All the heist stuff is difficult to reconcile with the world Rockstar has built, too. This is a game pretty much designed from top to bottom to equate the American Dream to some sort of elaborate pyramid scheme, but the message is that hard graft buys you a mansion in the hills, a helipad downtown and a fleet of tricked-out sports cars? This contradiction was at the heart of Vice City, too, but it made more sense in a love letter to Scarface. GTA 5 captures the absurdity of modern life, but I expected it to do more than join the party.
When the story cuts loose from the hard-edged heist film template and has some fun, it's much more entertaining. Trevor's missions are a perfect example - when the writers stop treating him as a serious character, sending him off to hijack a plane or rob a money train instead, the rage goes out of his voice and he feels like the cartoon creation underneath. Franklin's adventures with his friend Lamar are the kind of unpredictable, high-energy capers that stick in the memory, too, and a great chance to spend time with Lamar, who steals every scene he's in.
A greater emphasis on this stuff would have been more welcome and honest in a game of nihilistic thrill-seeking, but GTA 5 is still an easy sell. There's so much excellent stuff to do, see and hear throughout the dozens of hours you can spend touring Los Santos that you'll easily overlook the inconsistencies in storytelling, if that stuff even bothers you in the first place. This is also the slickest, easiest GTA game Rockstar has ever made, full of fine detailing that smoothes your experience moment to moment, like proper checkpointing and gentler law enforcement.

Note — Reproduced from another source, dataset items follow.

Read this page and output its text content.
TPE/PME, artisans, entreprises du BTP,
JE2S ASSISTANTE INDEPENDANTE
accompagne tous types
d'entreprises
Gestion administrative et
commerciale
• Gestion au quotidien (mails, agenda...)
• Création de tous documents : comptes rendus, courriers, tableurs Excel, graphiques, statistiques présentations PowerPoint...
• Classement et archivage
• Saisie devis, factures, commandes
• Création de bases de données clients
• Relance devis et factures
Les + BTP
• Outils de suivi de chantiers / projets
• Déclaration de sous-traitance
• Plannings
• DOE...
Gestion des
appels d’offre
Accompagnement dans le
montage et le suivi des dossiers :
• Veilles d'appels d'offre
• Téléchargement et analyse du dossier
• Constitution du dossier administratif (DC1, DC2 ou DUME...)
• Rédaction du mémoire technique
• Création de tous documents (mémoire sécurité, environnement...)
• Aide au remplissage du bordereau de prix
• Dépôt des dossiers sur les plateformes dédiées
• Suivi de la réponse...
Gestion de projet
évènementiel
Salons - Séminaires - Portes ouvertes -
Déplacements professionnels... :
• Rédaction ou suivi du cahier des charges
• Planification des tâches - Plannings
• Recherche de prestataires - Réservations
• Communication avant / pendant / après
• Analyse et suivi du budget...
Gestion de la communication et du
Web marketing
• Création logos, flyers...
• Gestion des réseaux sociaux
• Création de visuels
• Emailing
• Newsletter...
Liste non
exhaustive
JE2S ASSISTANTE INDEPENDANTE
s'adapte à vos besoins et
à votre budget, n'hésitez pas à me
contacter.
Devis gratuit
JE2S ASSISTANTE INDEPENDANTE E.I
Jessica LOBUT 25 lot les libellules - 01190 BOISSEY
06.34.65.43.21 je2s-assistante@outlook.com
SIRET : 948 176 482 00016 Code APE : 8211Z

Most importantly, though, it's the first game in the series where you feel as though you can strike out in any direction and find something entertaining to do. You can wander onto a golf course and find yourself in a reasonable facsimile of a Tiger Woods game, enhanced after every shot by Michael swearing and banging his club on the fairway. There are innumerable well-hidden items to recover, some of which are well protected. At one point I drove into the desert and found some sort of camper van, got out of my car, heard a weird zapping noise, then woke up naked on a railway line. Mystery! Serendipity! There's a huge prison complex I haven't even been to yet. It goes on and on.
GTA 5 may not be the Hollywood-beating crime story it wants to be, then, but it's the best video game it's ever been, and I'll take that.